Six months after the formation of the new Bennett-Lapid government, a new poll shows a plurality of Israelis prefer former Prime Minister Benjamin Netanyahu at the helm.

On Sunday night, Channel 12 published a new poll conducted by the Midgam polling agency which found that 43% of Israelis would rather have a government headed by Netanyahu than the current ‘change’ coalition, compared to 36% who favor the current government led by Naftali Bennett and Yair Lapid.

Nearly half (45%) of respondents preferred Netanyahu as premier over Bennett, with just 25% favoring Bennett.

In a head-to-head matchup against Lapid, Netanyahu led by an even wider margin, with 48% of respondents compared to 24% who prefer Lapid.

Forty-four percent of respondents said they hope Lapid, who currently serves as Foreign Minister, does not rotate in as prime minister, compared to 40% who want him to rotate in as premier. A quarter of voters who backed parties now in the coalition do not wish to see Lapid serve as premier.

Prime Minister Bennett’s job approval rating stands at 44%, compared to 47% disapproval; slightly higher than Lapid’s net negative five-point rating, 42% to 47%. Defense Minister Benny Gantz had a net positive job approval rating, with 55% total approval and 33% disapproval.

Education Minister Yifat Shasha-Biton has a neutral net job approval rating of 41% to a 41% disapproval rating, while Ayelet Shaked has a net negative rating, with a job approval rating of 33% compared to 51% disapproval.

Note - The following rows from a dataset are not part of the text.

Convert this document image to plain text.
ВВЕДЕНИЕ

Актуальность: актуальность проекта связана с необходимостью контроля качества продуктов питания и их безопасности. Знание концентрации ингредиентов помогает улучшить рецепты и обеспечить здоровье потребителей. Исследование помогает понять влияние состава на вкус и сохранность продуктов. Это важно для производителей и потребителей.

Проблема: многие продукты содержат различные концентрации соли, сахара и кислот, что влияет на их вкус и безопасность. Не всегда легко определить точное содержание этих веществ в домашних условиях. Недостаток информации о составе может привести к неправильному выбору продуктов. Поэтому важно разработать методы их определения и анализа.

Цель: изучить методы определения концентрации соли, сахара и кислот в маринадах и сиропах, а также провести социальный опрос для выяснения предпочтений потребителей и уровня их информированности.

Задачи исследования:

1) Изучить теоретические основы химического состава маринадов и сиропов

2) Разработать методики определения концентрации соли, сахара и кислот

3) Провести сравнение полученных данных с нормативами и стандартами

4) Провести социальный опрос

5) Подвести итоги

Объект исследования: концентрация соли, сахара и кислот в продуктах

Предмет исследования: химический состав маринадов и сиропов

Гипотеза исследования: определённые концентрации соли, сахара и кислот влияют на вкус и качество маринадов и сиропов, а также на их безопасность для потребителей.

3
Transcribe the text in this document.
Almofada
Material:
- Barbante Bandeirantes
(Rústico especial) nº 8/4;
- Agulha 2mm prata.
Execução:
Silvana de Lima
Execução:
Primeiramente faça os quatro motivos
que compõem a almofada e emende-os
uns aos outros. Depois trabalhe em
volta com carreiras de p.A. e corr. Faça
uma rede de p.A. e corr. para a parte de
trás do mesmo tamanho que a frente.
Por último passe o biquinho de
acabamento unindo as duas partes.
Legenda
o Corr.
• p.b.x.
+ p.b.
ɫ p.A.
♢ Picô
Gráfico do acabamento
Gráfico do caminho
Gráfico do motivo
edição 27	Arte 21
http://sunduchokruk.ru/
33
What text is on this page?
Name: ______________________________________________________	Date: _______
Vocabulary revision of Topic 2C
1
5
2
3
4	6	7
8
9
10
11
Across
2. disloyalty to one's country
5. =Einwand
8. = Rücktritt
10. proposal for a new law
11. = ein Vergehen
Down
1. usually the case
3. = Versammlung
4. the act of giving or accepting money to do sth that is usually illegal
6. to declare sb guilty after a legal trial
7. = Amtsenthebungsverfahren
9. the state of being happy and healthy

Finance Minister Avidgor Liberman had the worst net job approval rating of 35% positive to 56% negative.

Few Israelis still see the coronavirus pandemic as the most important issue for the country, with 39% saying the cost of living is the top concern, followed by 34% who chose violence and crime, 12% who said Iran’s nuclear weapons program, and just 6% who say COVID is the top issue.

A total of 509 respondents participated in the poll, which was conducted on Sunday over the internet and via telephone.

The poll also found that if new elections were held today, the Likud would remain the largest party in the Knesset, rising to 34 seats, the same number it received in the previous Midgam poll, released in mid-October.

Yesh Atid came in second with 19 seats, followed by Shas with nine, Blue and White with nine, the United Torah Judaism party with seven, Labor with seven, and the Religious Zionist Party list also with seven.

The Joint Arab List is projected to receive six seats, compared to five for the United Arab List.

Yamina fell to six seats in the poll, while the New Hope party failed to cross the 3.25% electoral threshold.

Yisrael Beytenu received six seats, up from five in the previous poll but down from its current seven, while Meretz held steady at five seats – one less than it currently holds.

The Netanyahu bloc received a total of 57 seats, compared to 51 seats for the Left-Arab bloc, and 12 seats for right-of-center parties not in the Netanyahu bloc.